Para exorcizar o medo é bom ainda lembrar as palavras de
Jesus sobre a providência divina que, na verdade, é objeto de fé e não de experiência.
Cremos nela por causa da autoridade de Jesus: “Olhai as aves do céu... vosso
Pai cuida delas. E vós não valeis muito mais do que elas?.... Olhai os lírios
do campo.... Nem Salomão se vestiu como um deles... se Deus veste assim a erva
dos campos..., quanto mais a vós, homens de pouca fé” (Mt. 6,24-30). Muito
mais ele acompanhará a causa de quem se compromete pelo seu Reino.

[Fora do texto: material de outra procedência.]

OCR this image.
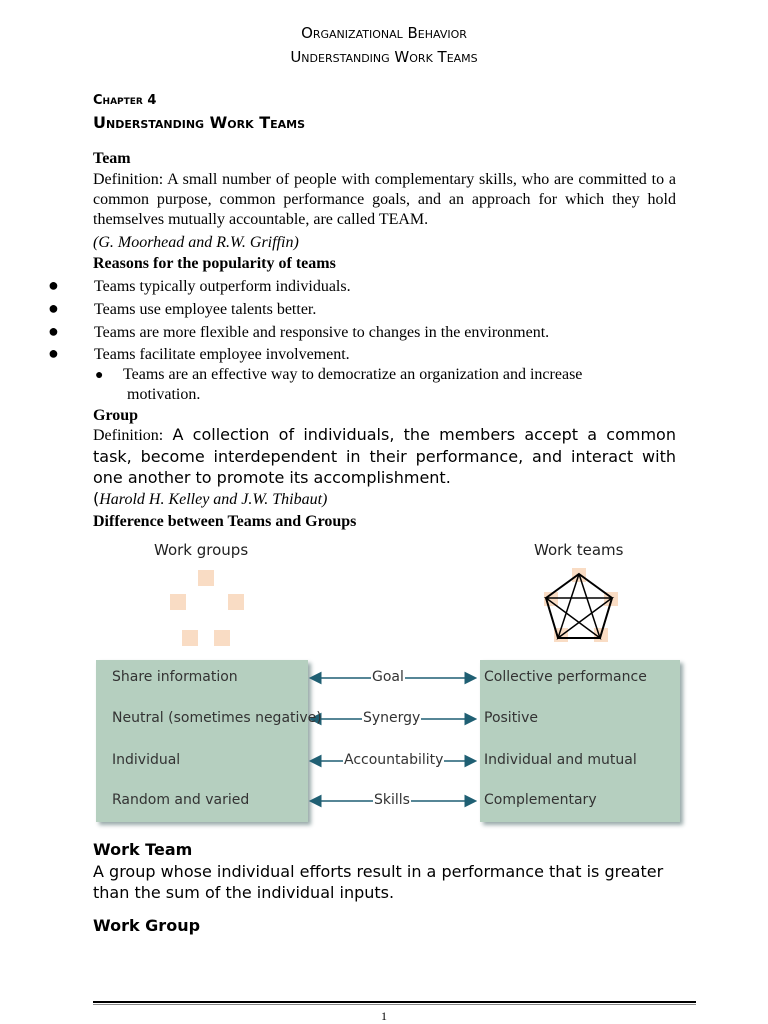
Organizational Behavior
Understanding Work Teams
Chapter 4
Understanding Work Teams
Team
Definition: A small number of people with complementary skills, who are committed to a common purpose, common performance goals, and an approach for which they hold themselves mutually accountable, are called TEAM.
(G. Moorhead and R.W. Griffin)
Reasons for the popularity of teams
● Teams typically outperform individuals.
● Teams use employee talents better.
● Teams are more flexible and responsive to changes in the environment.
● Teams facilitate employee involvement.
● Teams are an effective way to democratize an organization and increase
motivation.
Group
Definition: A collection of individuals, the members accept a common task, become interdependent in their performance, and interact with one another to promote its accomplishment.
(Harold H. Kelley and J.W. Thibaut)
Difference between Teams and Groups
Work groups	Work teams
Share information	Goal	Collective performance
Neutral (sometimes negative)	Synergy	Positive
Individual	Accountability	Individual and mutual
Random and varied	Skills	Complementary
Work Team
A group whose individual efforts result in a performance that is greater than the sum of the individual inputs.
Work Group
1
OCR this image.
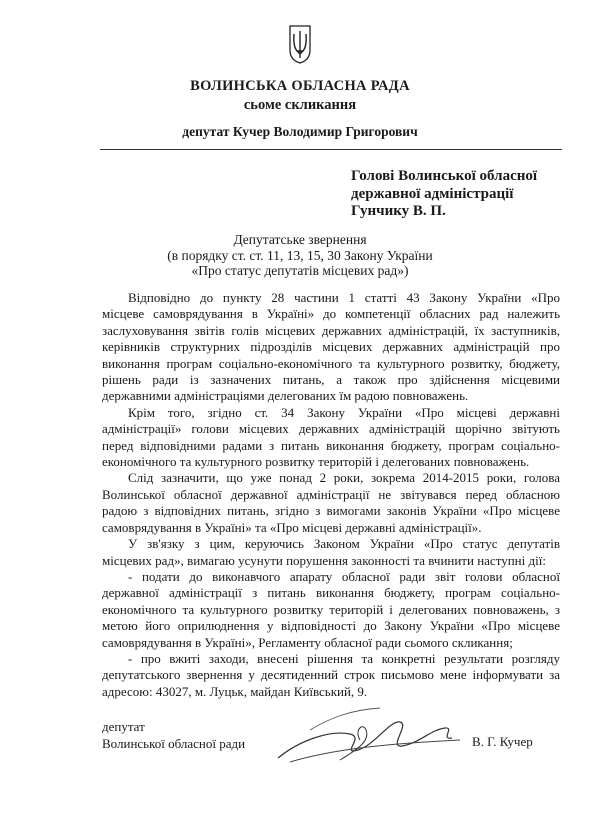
ВОЛИНСЬКА ОБЛАСНА РАДА
сьоме скликання
депутат Кучер Володимир Григорович
Голові Волинської обласної
державної адміністрації
Гунчику В. П.
Депутатське звернення
(в порядку ст. ст. 11, 13, 15, 30 Закону України
«Про статус депутатів місцевих рад»)
Відповідно до пункту 28 частини 1 статті 43 Закону України «Про
місцеве самоврядування в Україні» до компетенції обласних рад належить
заслуховування звітів голів місцевих державних адміністрацій, їх заступників,
керівників структурних підрозділів місцевих державних адміністрацій про
виконання програм соціально-економічного та культурного розвитку, бюджету,
рішень ради із зазначених питань, а також про здійснення місцевими
державними адміністраціями делегованих їм радою повноважень.
Крім того, згідно ст. 34 Закону України «Про місцеві державні
адміністрації» голови місцевих державних адміністрацій щорічно звітують
перед відповідними радами з питань виконання бюджету, програм соціально-
економічного та культурного розвитку територій і делегованих повноважень.
Слід зазначити, що уже понад 2 роки, зокрема 2014-2015 роки, голова
Волинської обласної державної адміністрації не звітувався перед обласною
радою з відповідних питань, згідно з вимогами законів України «Про місцеве
самоврядування в Україні» та «Про місцеві державні адміністрації».
У зв'язку з цим, керуючись Законом України «Про статус депутатів
місцевих рад», вимагаю усунути порушення законності та вчинити наступні дії:
- подати до виконавчого апарату обласної ради звіт голови обласної
державної адміністрації з питань виконання бюджету, програм соціально-
економічного та культурного розвитку територій і делегованих повноважень, з
метою його оприлюднення у відповідності до Закону України «Про місцеве
самоврядування в Україні», Регламенту обласної ради сьомого скликання;
- про вжиті заходи, внесені рішення та конкретні результати розгляду
депутатського звернення у десятиденний строк письмово мене інформувати за
адресою: 43027, м. Луцьк, майдан Київський, 9.
депутат
Волинської обласної ради	В. Г. Кучер
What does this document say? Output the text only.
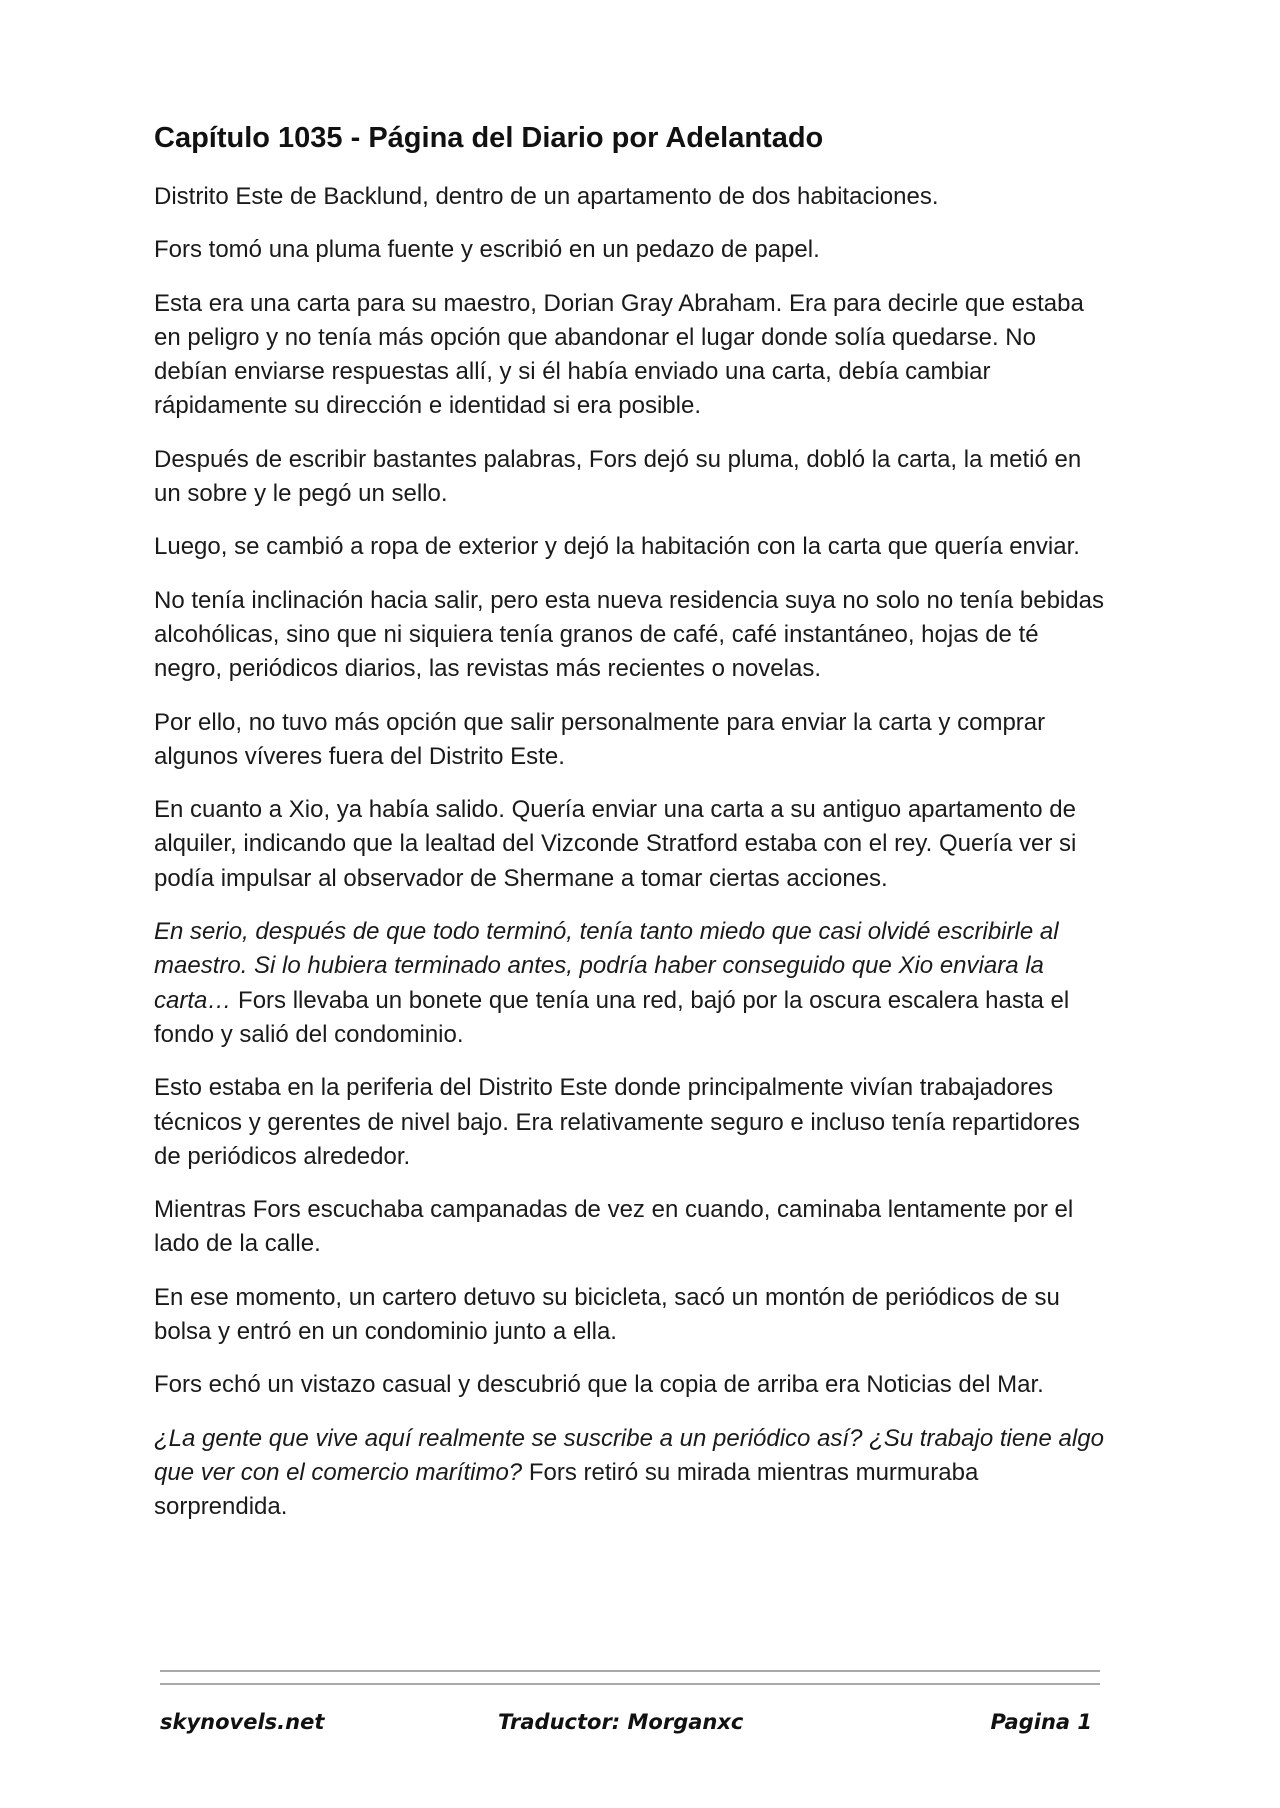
Capítulo 1035 - Página del Diario por Adelantado

Distrito Este de Backlund, dentro de un apartamento de dos habitaciones.

Fors tomó una pluma fuente y escribió en un pedazo de papel.

Esta era una carta para su maestro, Dorian Gray Abraham. Era para decirle que estaba en peligro y no tenía más opción que abandonar el lugar donde solía quedarse. No debían enviarse respuestas allí, y si él había enviado una carta, debía cambiar rápidamente su dirección e identidad si era posible.

Después de escribir bastantes palabras, Fors dejó su pluma, dobló la carta, la metió en un sobre y le pegó un sello.

Luego, se cambió a ropa de exterior y dejó la habitación con la carta que quería enviar.

No tenía inclinación hacia salir, pero esta nueva residencia suya no solo no tenía bebidas alcohólicas, sino que ni siquiera tenía granos de café, café instantáneo, hojas de té negro, periódicos diarios, las revistas más recientes o novelas.

Por ello, no tuvo más opción que salir personalmente para enviar la carta y comprar algunos víveres fuera del Distrito Este.

En cuanto a Xio, ya había salido. Quería enviar una carta a su antiguo apartamento de alquiler, indicando que la lealtad del Vizconde Stratford estaba con el rey. Quería ver si podía impulsar al observador de Shermane a tomar ciertas acciones.

En serio, después de que todo terminó, tenía tanto miedo que casi olvidé escribirle al maestro. Si lo hubiera terminado antes, podría haber conseguido que Xio enviara la carta… Fors llevaba un bonete que tenía una red, bajó por la oscura escalera hasta el fondo y salió del condominio.

Esto estaba en la periferia del Distrito Este donde principalmente vivían trabajadores técnicos y gerentes de nivel bajo. Era relativamente seguro e incluso tenía repartidores de periódicos alrededor.

Mientras Fors escuchaba campanadas de vez en cuando, caminaba lentamente por el lado de la calle.

En ese momento, un cartero detuvo su bicicleta, sacó un montón de periódicos de su bolsa y entró en un condominio junto a ella.

Fors echó un vistazo casual y descubrió que la copia de arriba era Noticias del Mar.

¿La gente que vive aquí realmente se suscribe a un periódico así? ¿Su trabajo tiene algo que ver con el comercio marítimo? Fors retiró su mirada mientras murmuraba sorprendida.

skynovels.net	Traductor: Morganxc	Pagina 1
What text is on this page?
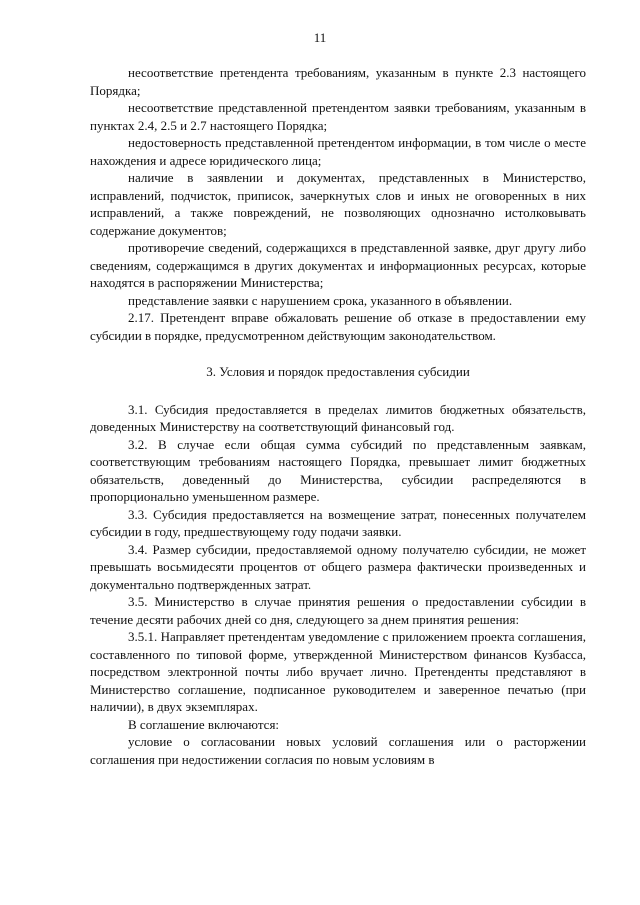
11

несоответствие претендента требованиям, указанным в пункте 2.3 настоящего Порядка;

несоответствие представленной претендентом заявки требованиям, указанным в пунктах 2.4, 2.5 и 2.7 настоящего Порядка;

недостоверность представленной претендентом информации, в том числе о месте нахождения и адресе юридического лица;

наличие в заявлении и документах, представленных в Министерство, исправлений, подчисток, приписок, зачеркнутых слов и иных не оговоренных в них исправлений, а также повреждений, не позволяющих однозначно истолковывать содержание документов;

противоречие сведений, содержащихся в представленной заявке, друг другу либо сведениям, содержащимся в других документах и информационных ресурсах, которые находятся в распоряжении Министерства;

представление заявки с нарушением срока, указанного в объявлении.

2.17. Претендент вправе обжаловать решение об отказе в предоставлении ему субсидии в порядке, предусмотренном действующим законодательством.

3. Условия и порядок предоставления субсидии

3.1. Субсидия предоставляется в пределах лимитов бюджетных обязательств, доведенных Министерству на соответствующий финансовый год.

3.2. В случае если общая сумма субсидий по представленным заявкам, соответствующим требованиям настоящего Порядка, превышает лимит бюджетных обязательств, доведенный до Министерства, субсидии распределяются в пропорционально уменьшенном размере.

3.3. Субсидия предоставляется на возмещение затрат, понесенных получателем субсидии в году, предшествующему году подачи заявки.

3.4. Размер субсидии, предоставляемой одному получателю субсидии, не может превышать восьмидесяти процентов от общего размера фактически произведенных и документально подтвержденных затрат.

3.5. Министерство в случае принятия решения о предоставлении субсидии в течение десяти рабочих дней со дня, следующего за днем принятия решения:

3.5.1. Направляет претендентам уведомление с приложением проекта соглашения, составленного по типовой форме, утвержденной Министерством финансов Кузбасса, посредством электронной почты либо вручает лично. Претенденты представляют в Министерство соглашение, подписанное руководителем и заверенное печатью (при наличии), в двух экземплярах.

В соглашение включаются:

условие о согласовании новых условий соглашения или о расторжении соглашения при недостижении согласия по новым условиям в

O evangelho de hoje se encerra com uma promessa: Jesus
reconhecerá diante do Pai aqueles que o tiverem reconhecido diante dos homens
(vv.32-33).
Ele não está falando do juízo final, mas daquilo que acontece
nos nossos dias: em alguns dos seus discípulos que atuam neste mundo ele se
reconhece, em outros não.
Os primeiros são aqueles que não tem medo de anunciar o seu
evangelho com espírito profético, mesmo que isso lhes cause aborrecimentos ou
perseguição. Os outros são aqueles que não reproduzem diante dos homens a sua
imagem, por medo ou respeito humano, aqueles que não trazem ao mundo a sua
presença. Diante do Pai ele testemunhará a respeito de uns e outros.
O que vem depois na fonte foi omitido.